Dorothy sought the tranquility of Staten Island’s South Shore. She wrote in a journal entry in 1977: “ How rich we are, we who profess voluntary poverty as a foundation of our work as agitators, to be able to take a ferry ride and be, within an hour, in [Staten Island], a rural area which still is part of New York City… . My conversion took place here… .”
Her conversion to Catholicism came with a deep understanding of the anguish that systemic inequity can cause. Her vision was not one of charity in the conventional sense, rather one that embraced the poor and afflicted and brought everyone to the table as equals.
In collaboration with Peter Maurin, himself a thinker in the tradition of the French Catholic personalist philosophers, she created the Catholic Worker newspaper and movement. The Catholic Worker was founded in the belief that discussion and understanding were as much a part of our sustenance as food and shelter. The Houses of Hospitality, as Maurin named them, provide not only basic sustenance, but also create a community of intellectual and spirtual support; there are two of them in the East Village.
Another important part of Maurin’s vision, the Catholic Worker farms strive to provide food for those in need, and forge a true working community among those who live and work on them.
The 1930s brought devastating falling wages and unemployment. American workers responded with strikes and protests. The Catholic Worker opened its doors on Mott Street and fed the hungry, striking seamen, many of whom became part of the organization.
Those years saw the suffering caused by the Depression and the horrors of the rise of fascism and WWII. Dorothy’s voice remained one of pacifism and hope. The Cold War and nuclear brinkmanship of the 1950s found Dorothy Day once again on the front lines for peace and disarmament. The civil rights movement and the Vietnam War called upon Catholic Workers to peacefully confront injustice and violence. When Cesar Chavez led the agricultural workers organizing in the 1960s and ’70s, Dorothy protested by his side.

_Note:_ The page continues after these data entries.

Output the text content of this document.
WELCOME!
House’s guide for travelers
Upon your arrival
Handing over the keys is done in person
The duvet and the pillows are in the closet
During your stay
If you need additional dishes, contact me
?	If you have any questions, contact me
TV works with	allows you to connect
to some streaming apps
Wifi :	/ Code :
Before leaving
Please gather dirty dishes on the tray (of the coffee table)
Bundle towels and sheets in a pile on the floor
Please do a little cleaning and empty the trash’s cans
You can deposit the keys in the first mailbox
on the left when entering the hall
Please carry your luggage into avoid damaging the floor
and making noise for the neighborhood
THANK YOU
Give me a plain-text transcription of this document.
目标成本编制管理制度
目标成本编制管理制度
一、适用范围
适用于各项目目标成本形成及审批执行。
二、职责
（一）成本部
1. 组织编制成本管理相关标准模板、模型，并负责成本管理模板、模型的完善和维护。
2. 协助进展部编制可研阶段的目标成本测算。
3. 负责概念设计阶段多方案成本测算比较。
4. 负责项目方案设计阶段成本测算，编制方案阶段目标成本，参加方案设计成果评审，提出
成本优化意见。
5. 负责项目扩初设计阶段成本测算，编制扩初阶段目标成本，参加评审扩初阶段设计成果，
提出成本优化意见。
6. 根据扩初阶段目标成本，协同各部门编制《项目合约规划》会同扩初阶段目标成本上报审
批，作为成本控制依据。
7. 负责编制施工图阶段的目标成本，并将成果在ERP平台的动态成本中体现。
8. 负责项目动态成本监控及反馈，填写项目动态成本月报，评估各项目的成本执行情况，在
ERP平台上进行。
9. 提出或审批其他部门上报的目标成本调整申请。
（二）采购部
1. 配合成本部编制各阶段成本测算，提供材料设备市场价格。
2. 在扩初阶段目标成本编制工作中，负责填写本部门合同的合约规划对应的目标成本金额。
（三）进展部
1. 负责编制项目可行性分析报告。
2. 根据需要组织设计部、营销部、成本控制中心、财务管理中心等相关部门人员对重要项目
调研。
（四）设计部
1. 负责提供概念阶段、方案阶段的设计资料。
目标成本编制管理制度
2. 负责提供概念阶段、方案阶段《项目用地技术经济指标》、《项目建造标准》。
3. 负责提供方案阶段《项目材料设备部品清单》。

The official views of the Catholic Church were changing. A new generation of post-Vatican II Catholics were ready to see their place among those who supported change. Dorothy was at the forefront of this intellectual shift within the Church. She corresponded with Thomas Merton and influenced Gustavo Gutierrez and the emergence of Liberation Theology.
An intellectual and prolific writer, her quest for a better world continues to attract many. There are now 178 Catholic Worker Houses worldwide! Yet the Catholic Worker, no matter how far it has traveled, is still rooted in the East Village. It remains a meaningful part of this community.